- Born: Mario Ivan "Tony" Leyva Jr. March 1, 1946 Fletcher, North Carolina, United States
- Died: March 3, 2005
- Occupation: Pentecostal preacher

= Brother Tony Leyva =

Mario Ivan "Tony" Leyva Jr. (May 1946 – March 3, 2005), most commonly known as Brother Tony Leyva, was a Pentecostal preacher and convicted pederast and child molester.

==Early life==
Mario Ivan Leyva, Jr., of Cuban descent, was born in Fletcher, North Carolina, in May 1946. "Tony", as he came to be called, was a victim of child molestation himself. As publicly stated, he was molested once during kindergarten and again when he was 14 on a baseball field near his high school. As a child, he enjoyed visiting his grandparents in Flat Rock, North Carolina, and came to live there in his late childhood. He became a Pentecostal preacher at age 17, and married his childhood girlfriend, Tammy Sue.

==Sexual abuse==
During his teen years and early adult years as a Pentecostal preacher, he found himself attracted to younger boys in his church congregation. He would lure boys aged 10 to 14 years to the back roads of Henderson County, North Carolina, with the promise of teaching them how to drive, but instead perform oral sex on them, calling it "God's special way for his people to love each other." "Brother Tony", as he came to be called, violated dozens of young boys in the area in this way.
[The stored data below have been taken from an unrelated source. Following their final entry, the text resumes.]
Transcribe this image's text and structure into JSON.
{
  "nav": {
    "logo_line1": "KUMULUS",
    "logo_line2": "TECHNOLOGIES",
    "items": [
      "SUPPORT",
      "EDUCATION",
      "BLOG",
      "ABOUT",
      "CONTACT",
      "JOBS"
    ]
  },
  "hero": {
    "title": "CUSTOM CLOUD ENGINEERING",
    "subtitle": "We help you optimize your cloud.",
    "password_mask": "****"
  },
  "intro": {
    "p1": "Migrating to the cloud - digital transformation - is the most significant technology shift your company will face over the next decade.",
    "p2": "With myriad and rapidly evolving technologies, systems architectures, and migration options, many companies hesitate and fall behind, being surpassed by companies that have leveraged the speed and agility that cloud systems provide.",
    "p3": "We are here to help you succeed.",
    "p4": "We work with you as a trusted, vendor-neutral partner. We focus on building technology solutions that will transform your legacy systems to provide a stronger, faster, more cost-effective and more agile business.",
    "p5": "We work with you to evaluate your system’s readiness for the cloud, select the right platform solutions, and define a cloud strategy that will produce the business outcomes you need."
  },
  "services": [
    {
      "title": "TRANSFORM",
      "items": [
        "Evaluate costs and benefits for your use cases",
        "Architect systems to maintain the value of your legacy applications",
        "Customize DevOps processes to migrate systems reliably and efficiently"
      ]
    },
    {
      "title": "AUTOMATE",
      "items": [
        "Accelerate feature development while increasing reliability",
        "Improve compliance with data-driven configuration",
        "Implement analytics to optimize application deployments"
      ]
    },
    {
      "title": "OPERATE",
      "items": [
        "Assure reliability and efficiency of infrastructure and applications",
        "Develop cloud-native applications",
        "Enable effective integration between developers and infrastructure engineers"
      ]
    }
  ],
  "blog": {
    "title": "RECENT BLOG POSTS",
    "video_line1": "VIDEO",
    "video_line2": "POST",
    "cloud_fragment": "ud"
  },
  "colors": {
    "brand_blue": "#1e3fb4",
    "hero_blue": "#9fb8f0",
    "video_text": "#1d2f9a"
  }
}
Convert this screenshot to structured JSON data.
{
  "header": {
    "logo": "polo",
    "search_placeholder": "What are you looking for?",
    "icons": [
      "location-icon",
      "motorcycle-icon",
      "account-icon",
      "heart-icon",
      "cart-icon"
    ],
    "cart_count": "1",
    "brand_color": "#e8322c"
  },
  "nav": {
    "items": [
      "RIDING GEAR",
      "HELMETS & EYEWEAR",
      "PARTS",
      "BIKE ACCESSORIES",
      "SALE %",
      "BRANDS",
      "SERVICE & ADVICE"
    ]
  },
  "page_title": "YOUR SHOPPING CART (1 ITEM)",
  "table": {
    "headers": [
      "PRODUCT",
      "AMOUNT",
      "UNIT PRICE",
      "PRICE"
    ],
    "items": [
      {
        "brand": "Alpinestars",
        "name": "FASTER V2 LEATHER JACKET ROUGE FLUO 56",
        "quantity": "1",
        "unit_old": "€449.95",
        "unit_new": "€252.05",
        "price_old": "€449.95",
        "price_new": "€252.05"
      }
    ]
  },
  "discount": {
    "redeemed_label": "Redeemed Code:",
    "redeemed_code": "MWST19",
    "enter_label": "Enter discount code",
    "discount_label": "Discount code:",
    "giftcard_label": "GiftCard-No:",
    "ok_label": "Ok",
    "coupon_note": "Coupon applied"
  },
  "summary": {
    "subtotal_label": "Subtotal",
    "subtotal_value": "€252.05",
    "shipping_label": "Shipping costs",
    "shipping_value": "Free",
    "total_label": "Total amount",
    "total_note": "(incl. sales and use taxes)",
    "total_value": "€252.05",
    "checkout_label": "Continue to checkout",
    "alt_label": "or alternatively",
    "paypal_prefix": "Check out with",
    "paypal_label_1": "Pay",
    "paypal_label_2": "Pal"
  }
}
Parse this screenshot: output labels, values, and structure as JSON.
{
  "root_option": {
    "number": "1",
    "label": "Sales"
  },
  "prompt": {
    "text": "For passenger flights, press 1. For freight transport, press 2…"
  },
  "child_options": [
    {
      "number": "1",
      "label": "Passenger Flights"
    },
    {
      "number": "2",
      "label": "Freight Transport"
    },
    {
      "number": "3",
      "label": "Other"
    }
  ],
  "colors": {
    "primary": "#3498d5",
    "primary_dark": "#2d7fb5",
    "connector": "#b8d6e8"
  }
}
During the later 1960s and early 1970s, Leyva turned his attention to religious revivals and traveled across the South. He would invite young boys from both his hometown and towns along his travels to come with him, promising to teach them the ways of the Bible. The boys would earn their way by setting up lights, playing music, or driving tent trucks for Leyva's revival tent. Then, during the night at his motel room in that city, he would molest the boys. The boys' parents were often deceived by his charm, and the boys who were victimized never spoke out of embarrassment. Those who did speak out were often hushed up by disbelief.

==Book==
Leyva's life as an evangelist and molester are recorded in Mike Echols' book Brother Tony's Boys: The Largest Case of Child Prostitution in U.S. History: The True Story.

==Arrest ==
Along with several other known pederasts, Leyva was arrested several times in 1988 on child molestation, sodomy, and interstate transport of minors charges.

==Life after release==
After Leyva was released from prison in 2002, he apparently fled to Haiti using forged papers. In August 2003 he was caught and held at the United States Embassy in Port-au-Prince. He was later deported back to the United States.

==Death==
Leyva died from skin cancer on March 3, 2005, in the infirmary of Powhatan Correctional Center in Virginia. The state medical examiner's office determined he had metastatic melanoma, a form of skin cancer.